The truth is that while Mule are a big draw in their native US, as one of the top acts in the ‘jam band’ genre, they haven’t really cracked Europe – or at least not the UK. True, they have a fanatical cult following here but it’s a shame that more people have not switched on to them and that they appear destined to continue playing smaller venues this side of the Pond. They deserve better.
That said, the gig at the Boiler Shop was a slow burner. It took Mule a while to really get into their groove and they certainly weren’t helped by the woolly acoustics, something which other bands have struggle with at this venue.
But midway through the first of two 90-minute sets, Haynes and Co were beginning to get into their stride, with Fool’s Moon and Slackjaw Jezebel giving a foretaste of what was to come.
The second set was simply superb. Mule’s sound technicians seemed to have finally got a handle on the acoustics and by the time the band launched into the eponymous Mule they had the crowd eating out of their hands.
The telepathy between Haynes and drummer Matt Abts is hardly surprising as the pair have been together since 1994. As singer, lead guitarist and songwriter, Haynes is clearly the main man in the band but the contribution of Abts, hunched over his kit in the background, cannot be over-estimated.
And while Danny Louis (keyboards/second guitar) added depth to their sound, it was bass player Jorgen Carlsson who threatened to steal the show.
The history of Gov’t Mule is such that there will always be a lot of focus on the bass player. Original bassman Allen Woody was such an integral part of the then three-piece’s sound with his muscular yet virtuoso playing, and so his untimely death in 2000 meant there was a void to fill which Mule struggled with for several years.
Those were big shoes to fill, and Mule called on a steady stream of bass players before deciding on Carlsson, who has been with them since 2008. Yet at the Boiler Shop, listening to band staples such as Mule, on which all four band members were able to stretch out, their improvisation evoking memories of Cream, it’s clear that the spirit of Woody lives on in the Swede’s playing.
For all that Haynes is a prolific and hugely talented writer, whose body of work embraces several genres, Mule are always guaranteed to throw in at least a handful of covers.
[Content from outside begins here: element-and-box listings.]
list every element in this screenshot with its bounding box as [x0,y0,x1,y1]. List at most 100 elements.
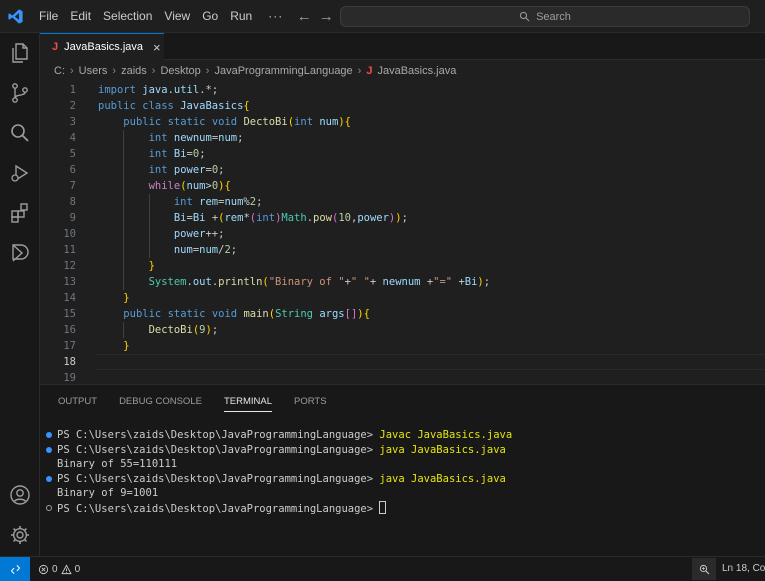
indent-guide [148,194,150,258]
code-line: 14 } [40,290,765,306]
search-sidebar-icon[interactable] [8,121,32,145]
back-arrow-icon[interactable]: ← [293,8,315,25]
code-line: 16 DectoBi(9); [40,322,765,338]
line-number: 18 [63,356,76,368]
menu-bar: File Edit Selection View Go Run [33,0,258,33]
code-line: 4 int newnum=num; [40,130,765,146]
command-decoration-icon [46,432,52,438]
menu-item-view[interactable]: View [158,0,196,33]
problems-indicator[interactable]: 0 0 [38,564,80,575]
account-icon[interactable] [8,483,32,507]
line-number: 8 [69,196,76,208]
menu-item-file[interactable]: File [33,0,64,33]
terminal-cursor [379,501,387,514]
terminal-output: Binary of 9=1001 [57,487,159,500]
terminal-text: PS C:\Users\zaids\Desktop\JavaProgrammin… [57,443,506,458]
zoom-icon[interactable] [692,558,716,580]
terminal-prompt: PS C:\Users\zaids\Desktop\JavaProgrammin… [57,443,380,456]
code-line: 12 } [40,258,765,274]
line-number: 9 [69,212,76,224]
menu-item-selection[interactable]: Selection [97,0,158,33]
remote-icon[interactable] [0,557,30,581]
code-line: 2 public class JavaBasics{ [40,98,765,114]
breadcrumb-item[interactable]: JavaBasics.java [377,65,456,77]
extensions-icon[interactable] [8,201,32,225]
terminal-prompt: PS C:\Users\zaids\Desktop\JavaProgrammin… [57,503,380,515]
java-file-icon: J [52,41,59,53]
bottom-panel: OUTPUT DEBUG CONSOLE TERMINAL PORTS PS C:\U… [40,384,765,556]
settings-gear-icon[interactable] [8,523,32,547]
line-number: 3 [69,116,76,128]
command-center-search[interactable]: Search [340,6,750,27]
line-number: 11 [63,244,76,256]
terminal-line: PS C:\Users\zaids\Desktop\JavaProgrammin… [40,428,765,443]
testing-icon[interactable] [8,241,32,265]
warning-icon [60,563,72,574]
command-decoration-icon [46,475,52,482]
terminal-output: Binary of 55=110111 [57,458,178,471]
terminal-line: Binary of 55=110111 [40,457,765,472]
line-number: 17 [63,340,76,352]
line-number: 19 [63,372,76,384]
search-label: Search [536,10,571,23]
code-text: public static void DectoBi(int num){ [123,116,351,128]
close-icon[interactable]: × [153,40,161,55]
code-editor[interactable]: 1 import java.util.*; 2 public class JavaBa… [40,82,765,384]
breadcrumb-item[interactable]: Users [79,65,108,77]
line-number: 5 [69,148,76,160]
tab-ports[interactable]: PORTS [294,385,327,419]
breadcrumb-item[interactable]: Desktop [160,65,200,77]
code-text: int power=0; [148,164,225,176]
activity-bar [0,33,40,556]
code-text: while(num>0){ [148,180,231,192]
code-line: 7 while(num>0){ [40,178,765,194]
tab-terminal[interactable]: TERMINAL [223,385,273,419]
run-debug-icon[interactable] [8,161,32,185]
code-line: 19 [40,370,765,384]
breadcrumb-item[interactable]: zaids [121,65,147,77]
forward-arrow-icon[interactable]: → [315,8,337,25]
command-decoration-icon [46,446,52,453]
code-text: import java.util.*; [98,84,219,96]
more-menu-icon[interactable]: ··· [258,9,293,23]
status-bar: 0 0 Ln 18, Co [0,556,765,581]
code-text: power++; [173,228,225,240]
panel-tabs: OUTPUT DEBUG CONSOLE TERMINAL PORTS [40,385,765,419]
breadcrumb-item[interactable]: JavaProgrammingLanguage [214,65,352,77]
menu-item-edit[interactable]: Edit [64,0,97,33]
chevron-right-icon: › [357,65,362,77]
breadcrumb-item[interactable]: C: [54,65,65,77]
tab-debug-console[interactable]: DEBUG CONSOLE [119,385,202,419]
chevron-right-icon: › [151,65,156,77]
terminal-line: PS C:\Users\zaids\Desktop\JavaProgrammin… [40,472,765,487]
breadcrumb: C: › Users › zaids › Desktop › JavaProgrammingLa… [40,60,765,82]
cursor-position[interactable]: Ln 18, Co [722,557,765,581]
menu-item-run[interactable]: Run [224,0,258,33]
code-text: int newnum=num; [148,132,244,144]
chevron-right-icon: › [205,65,210,77]
terminal-text: Binary of 9=1001 [57,486,158,501]
editor-tab-bar: J JavaBasics.java × [40,33,765,60]
java-file-icon: J [366,65,373,77]
code-line: 18 [40,354,765,370]
code-line: 1 import java.util.*; [40,82,765,98]
explorer-icon[interactable] [8,41,32,65]
tab-javabasics[interactable]: J JavaBasics.java × [40,33,164,60]
search-icon [519,11,530,22]
code-text: } [123,292,130,304]
line-number: 13 [63,276,76,288]
command-decoration-icon [46,505,52,511]
title-bar: File Edit Selection View Go Run ··· ← → Searc… [0,0,765,33]
source-control-icon[interactable] [8,81,32,105]
line-number: 2 [69,100,76,112]
line-number: 1 [69,84,76,96]
vscode-logo-icon[interactable] [0,0,30,33]
line-number: 16 [63,324,76,336]
tab-output[interactable]: OUTPUT [58,385,97,419]
code-text: public class JavaBasics{ [98,100,250,112]
code-line: 13 System.out.println("Binary of "+" "+ … [40,274,765,290]
menu-item-go[interactable]: Go [196,0,224,33]
line-number: 15 [63,308,76,320]
code-text: Bi=Bi +(rem*(int)Math.pow(10,power)); [173,212,408,224]
terminal-text: PS C:\Users\zaids\Desktop\JavaProgrammin… [57,501,387,517]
At the Boiler Shop, they paid their respects to one of the North East’s finest bands with a beautifully restrained version of The Animals’ Don’t Let Me Be Misunderstood, while Haynes’ was at his soulful best on I’ll Be Creepin’, a song by Free – another band with strong North East connections.
But one of the biggest cheers of the night came with another Geordie reference as Haynes belted out ‘Newcastle Brown, sure smacks you down’ as Mule finished their second set with Humble Pie’s 30 Days In The Hole.
It speaks volumes about the depth of Mule’s repertoire, not to mention their work ethic in rehearsing so much material, that their setlist for the Boiler Shop gig bore absolutely no resemblance to the sets they had played in Glasgow the night before. How many other bands can say they adopt that approach in terms of mixing things up?
‘Tight but loose’ sums up perfectly Gov’t Mule when they are in the zone.
That’s a description most often associated with Led Zeppelin – and you cannot pay Gov’t Mule a greater compliment than that.